Был ли счастлив Дягилев или нет, но каждый день он встречался с какой-нибудь новой проблемой. Его не удовлетворяла реклама, развернутая Астрюком во французской прессе; он подозревал, что проводится враждебная кампания, и посылал не слишком вежливые телеграммы. 23 апреля он разрешил Астрюку потратить еще 3000 франков. В России возникли проблемы с авторскими правами на оперы, которые планировалось исполнить, и он нажал на тайные пружины с тем, чтобы вопрос рассмотрели в Думе, а затем представили перед Государственным советом. Только 27 апреля он решил добавить в репертуар два акта из «Юдифи» Серова – сцену оргии и финальный гимн с Литвин, Шаляпиным, Смирновым и Збруевой. Это неизбежно повлекло за собой другие изменения в программе. 28-го он объявил, что помимо Черепнина примет участие другой дирижер – Эмиль Купер. Вторая телеграмма, посланная в тот же день, содержала инструкции, как изменить рекламные проспекты, в третьей объявлялась страховка на «Юдифь» в 15 000 франков. На следующий день он телеграфировал по поводу найма декорационной мастерской; в следующей телеграмме он отказал Литвин в просьбе принять участие в концерте, который устраивала конкурирующая администрация, третья отвергала предложение Астрюка посоветоваться по поводу афиш с «известной особой» – Дягилев отвечал, что намерен решить этот вопрос самостоятельно, без чьего-либо вмешательства, посоветовавшись только с самим Астрюком.

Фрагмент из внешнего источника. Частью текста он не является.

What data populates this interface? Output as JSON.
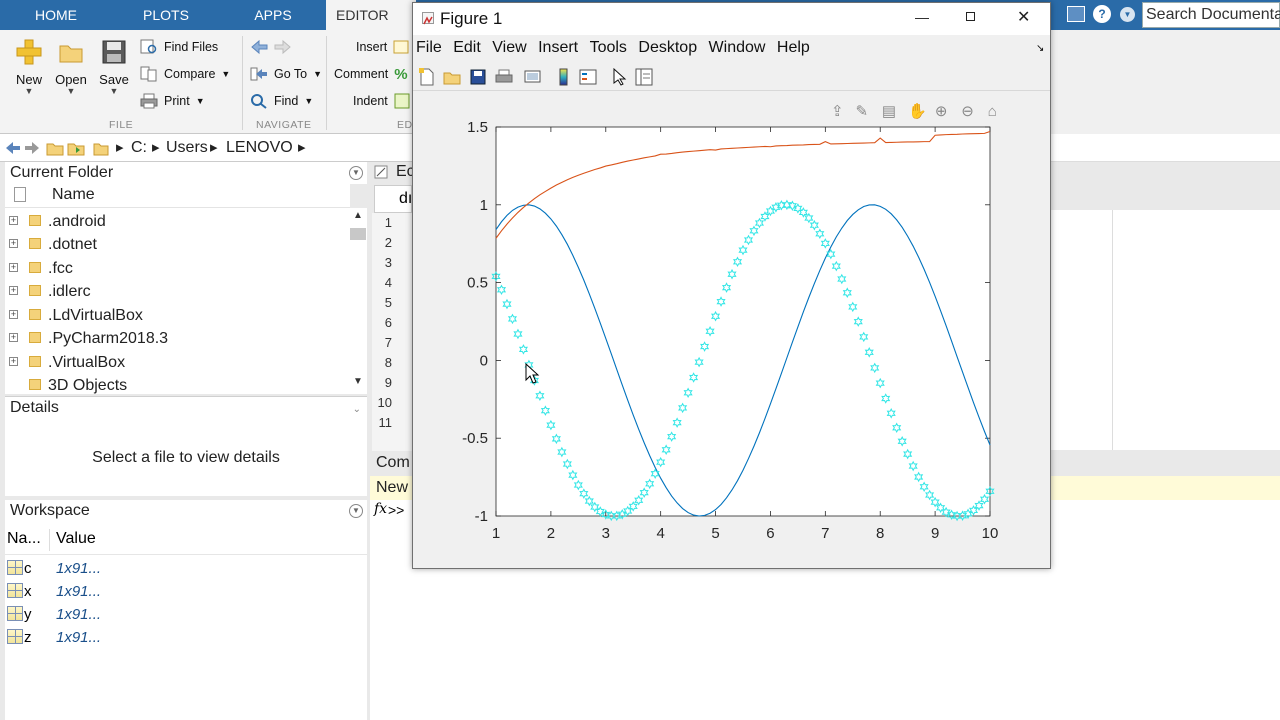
{
  "ribbon": {
    "tabs": [
      {
        "label": "HOME"
      },
      {
        "label": "PLOTS"
      },
      {
        "label": "APPS"
      },
      {
        "label": "EDITOR"
      }
    ],
    "file_group": {
      "label": "FILE",
      "new": "New",
      "open": "Open",
      "save": "Save",
      "find_files": "Find Files",
      "compare": "Compare",
      "print": "Print"
    },
    "navigate_group": {
      "label": "NAVIGATE",
      "go_to": "Go To",
      "find": "Find"
    },
    "edit_group": {
      "label": "ED",
      "insert": "Insert",
      "comment": "Comment",
      "indent": "Indent"
    },
    "search_placeholder": "Search Documentation"
  },
  "address": {
    "path": [
      "C:",
      "Users",
      "LENOVO"
    ]
  },
  "current_folder": {
    "title": "Current Folder",
    "column_name": "Name",
    "items": [
      {
        "name": ".android",
        "expandable": true
      },
      {
        "name": ".dotnet",
        "expandable": true
      },
      {
        "name": ".fcc",
        "expandable": true
      },
      {
        "name": ".idlerc",
        "expandable": true
      },
      {
        "name": ".LdVirtualBox",
        "expandable": true
      },
      {
        "name": ".PyCharm2018.3",
        "expandable": true
      },
      {
        "name": ".VirtualBox",
        "expandable": true
      },
      {
        "name": "3D Objects",
        "expandable": false
      }
    ]
  },
  "details": {
    "title": "Details",
    "message": "Select a file to view details"
  },
  "workspace": {
    "title": "Workspace",
    "col_name": "Na...",
    "col_value": "Value",
    "vars": [
      {
        "name": "c",
        "value": "1x91..."
      },
      {
        "name": "x",
        "value": "1x91..."
      },
      {
        "name": "y",
        "value": "1x91..."
      },
      {
        "name": "z",
        "value": "1x91..."
      }
    ]
  },
  "editor": {
    "title": "Ec",
    "tab": "dı",
    "line_numbers": [
      "1",
      "2",
      "3",
      "4",
      "5",
      "6",
      "7",
      "8",
      "9",
      "10",
      "11"
    ]
  },
  "command_window": {
    "title": "Com",
    "new_bar": "New",
    "fx": "fx",
    "prompt": ">>"
  },
  "figure": {
    "title": "Figure 1",
    "menu": [
      "File",
      "Edit",
      "View",
      "Insert",
      "Tools",
      "Desktop",
      "Window",
      "Help"
    ]
  },
  "chart_data": {
    "type": "line",
    "title": "",
    "xlabel": "",
    "ylabel": "",
    "xlim": [
      1,
      10
    ],
    "ylim": [
      -1,
      1.5
    ],
    "xticks": [
      "1",
      "2",
      "3",
      "4",
      "5",
      "6",
      "7",
      "8",
      "9",
      "10"
    ],
    "yticks": [
      "-1",
      "-0.5",
      "0",
      "0.5",
      "1",
      "1.5"
    ],
    "x_start": 1,
    "x_step": 0.1,
    "n_points": 91,
    "series": [
      {
        "color": "#0072BD",
        "marker": "none",
        "expression": "sin(x)",
        "values": [
          0.841,
          0.891,
          0.932,
          0.964,
          0.985,
          0.997,
          1.0,
          0.992,
          0.974,
          0.946,
          0.909,
          0.863,
          0.808,
          0.746,
          0.675,
          0.598,
          0.516,
          0.427,
          0.335,
          0.239,
          0.141,
          0.042,
          -0.058,
          -0.158,
          -0.256,
          -0.351,
          -0.443,
          -0.53,
          -0.612,
          -0.688,
          -0.757,
          -0.818,
          -0.872,
          -0.916,
          -0.952,
          -0.978,
          -0.994,
          -1.0,
          -0.996,
          -0.982,
          -0.959,
          -0.926,
          -0.883,
          -0.832,
          -0.773,
          -0.706,
          -0.631,
          -0.551,
          -0.465,
          -0.374,
          -0.279,
          -0.182,
          -0.083,
          0.017,
          0.117,
          0.215,
          0.312,
          0.405,
          0.494,
          0.578,
          0.657,
          0.729,
          0.794,
          0.85,
          0.899,
          0.938,
          0.968,
          0.989,
          0.999,
          1.0,
          0.99,
          0.971,
          0.942,
          0.903,
          0.855,
          0.798,
          0.734,
          0.663,
          0.585,
          0.501,
          0.412,
          0.319,
          0.223,
          0.124,
          0.024,
          -0.075,
          -0.174,
          -0.272,
          -0.366,
          -0.457,
          -0.544
        ]
      },
      {
        "color": "#D95319",
        "marker": "none",
        "expression": "atan(x)",
        "values": [
          0.785,
          0.833,
          0.876,
          0.915,
          0.951,
          0.983,
          1.012,
          1.039,
          1.064,
          1.086,
          1.107,
          1.127,
          1.144,
          1.161,
          1.176,
          1.19,
          1.203,
          1.215,
          1.227,
          1.237,
          1.249,
          1.256,
          1.264,
          1.273,
          1.281,
          1.288,
          1.295,
          1.302,
          1.308,
          1.314,
          1.325,
          1.326,
          1.33,
          1.335,
          1.339,
          1.342,
          1.345,
          1.348,
          1.351,
          1.354,
          1.352,
          1.359,
          1.361,
          1.363,
          1.365,
          1.367,
          1.369,
          1.371,
          1.373,
          1.375,
          1.373,
          1.378,
          1.38,
          1.381,
          1.383,
          1.384,
          1.385,
          1.387,
          1.388,
          1.389,
          1.406,
          1.391,
          1.392,
          1.393,
          1.394,
          1.395,
          1.396,
          1.397,
          1.398,
          1.399,
          1.429,
          1.4,
          1.401,
          1.402,
          1.403,
          1.404,
          1.404,
          1.405,
          1.406,
          1.406,
          1.447,
          1.449,
          1.451,
          1.452,
          1.453,
          1.455,
          1.456,
          1.457,
          1.458,
          1.459,
          1.471
        ]
      },
      {
        "color": "#33E6E6",
        "marker": "hexagram",
        "expression": "cos(x-1)",
        "values": [
          0.54,
          0.454,
          0.362,
          0.267,
          0.17,
          0.071,
          -0.029,
          -0.129,
          -0.227,
          -0.323,
          -0.416,
          -0.504,
          -0.589,
          -0.666,
          -0.737,
          -0.801,
          -0.856,
          -0.904,
          -0.942,
          -0.971,
          -0.99,
          -0.999,
          -0.999,
          -0.989,
          -0.968,
          -0.938,
          -0.899,
          -0.85,
          -0.793,
          -0.728,
          -0.654,
          -0.574,
          -0.49,
          -0.4,
          -0.305,
          -0.208,
          -0.11,
          -0.011,
          0.089,
          0.187,
          0.284,
          0.378,
          0.468,
          0.554,
          0.634,
          0.709,
          0.774,
          0.833,
          0.883,
          0.925,
          0.96,
          0.984,
          0.997,
          1.0,
          0.994,
          0.977,
          0.951,
          0.915,
          0.869,
          0.814,
          0.752,
          0.683,
          0.606,
          0.523,
          0.435,
          0.344,
          0.249,
          0.151,
          0.052,
          -0.048,
          -0.146,
          -0.245,
          -0.34,
          -0.433,
          -0.52,
          -0.602,
          -0.679,
          -0.749,
          -0.812,
          -0.865,
          -0.911,
          -0.947,
          -0.975,
          -0.992,
          -1.0,
          -0.998,
          -0.986,
          -0.964,
          -0.933,
          -0.892,
          -0.841
        ]
      }
    ]
  },
  "colors": {
    "ribbon_blue": "#2a6ba8",
    "plot_blue": "#0072BD",
    "plot_orange": "#D95319",
    "plot_cyan": "#33E6E6",
    "command_bar_yellow": "#fffbd8"
  }
}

Сезон в Мариинском закончился 1 мая. Карсавина должна была выступить по контракту в Германии и собиралась приехать в Париж оттуда. Павлова тоже гастролировала и должна была присоединиться через пару недель. 2 мая под командованием «генерала» Безобразова Нижинский и остальные русские «завоеватели» отправились штурмовать французскую столицу. Вацлав, в детстве исколесивший всю Россию, никогда прежде не бывал за ее пределами.

На следующий день Габриель Астрюк встретил Дягилева на Северном вокзале, и тот заявил, что прибыл без единого су в кармане и что все русские деньги потратил на декорации и костюмы, так что теперь он всецело полагается на Астрюка и надеется, что он заплатит труппе.

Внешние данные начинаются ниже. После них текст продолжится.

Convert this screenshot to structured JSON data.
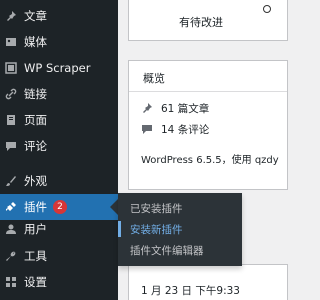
{
  "sidebar": {
    "items": [
      {
        "label": "文章",
        "icon": "pin-icon"
      },
      {
        "label": "媒体",
        "icon": "media-icon"
      },
      {
        "label": "WP Scraper",
        "icon": "scraper-icon"
      },
      {
        "label": "链接",
        "icon": "link-icon"
      },
      {
        "label": "页面",
        "icon": "page-icon"
      },
      {
        "label": "评论",
        "icon": "comment-icon"
      },
      {
        "label": "外观",
        "icon": "brush-icon"
      },
      {
        "label": "插件",
        "icon": "plugin-icon",
        "badge": "2",
        "active": true
      },
      {
        "label": "用户",
        "icon": "user-icon"
      },
      {
        "label": "工具",
        "icon": "wrench-icon"
      },
      {
        "label": "设置",
        "icon": "settings-icon"
      }
    ],
    "submenu": [
      {
        "label": "已安装插件"
      },
      {
        "label": "安装新插件",
        "current": true
      },
      {
        "label": "插件文件编辑器"
      }
    ]
  },
  "main": {
    "top_card": {
      "label": "有待改进"
    },
    "overview": {
      "title": "概览",
      "posts": "61 篇文章",
      "comments": "14 条评论",
      "wp_version": "WordPress 6.5.5，使用 qzdy"
    },
    "bottom_card": {
      "date": "1 月 23 日 下午9:33"
    }
  },
  "colors": {
    "sidebar_bg": "#1d2327",
    "active_bg": "#2271b1",
    "submenu_bg": "#2c3338",
    "badge": "#d63638",
    "link_current": "#72aee6"
  }
}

Астрюк ответил, что не может взять на себя такую ответственность и заплатить артистам из тех денег, которые получил по подписке и за предварительные заказы, так как в случае несчастья: пожара в театре, забастовки или болезни Шаляпина – он обязан вернуть деньги в течение двадцати четырех часов.

«В таком случае, – заявил Дягилев, – Русский сезон может вообще не состояться». Но конечно же удалось найти компромисс.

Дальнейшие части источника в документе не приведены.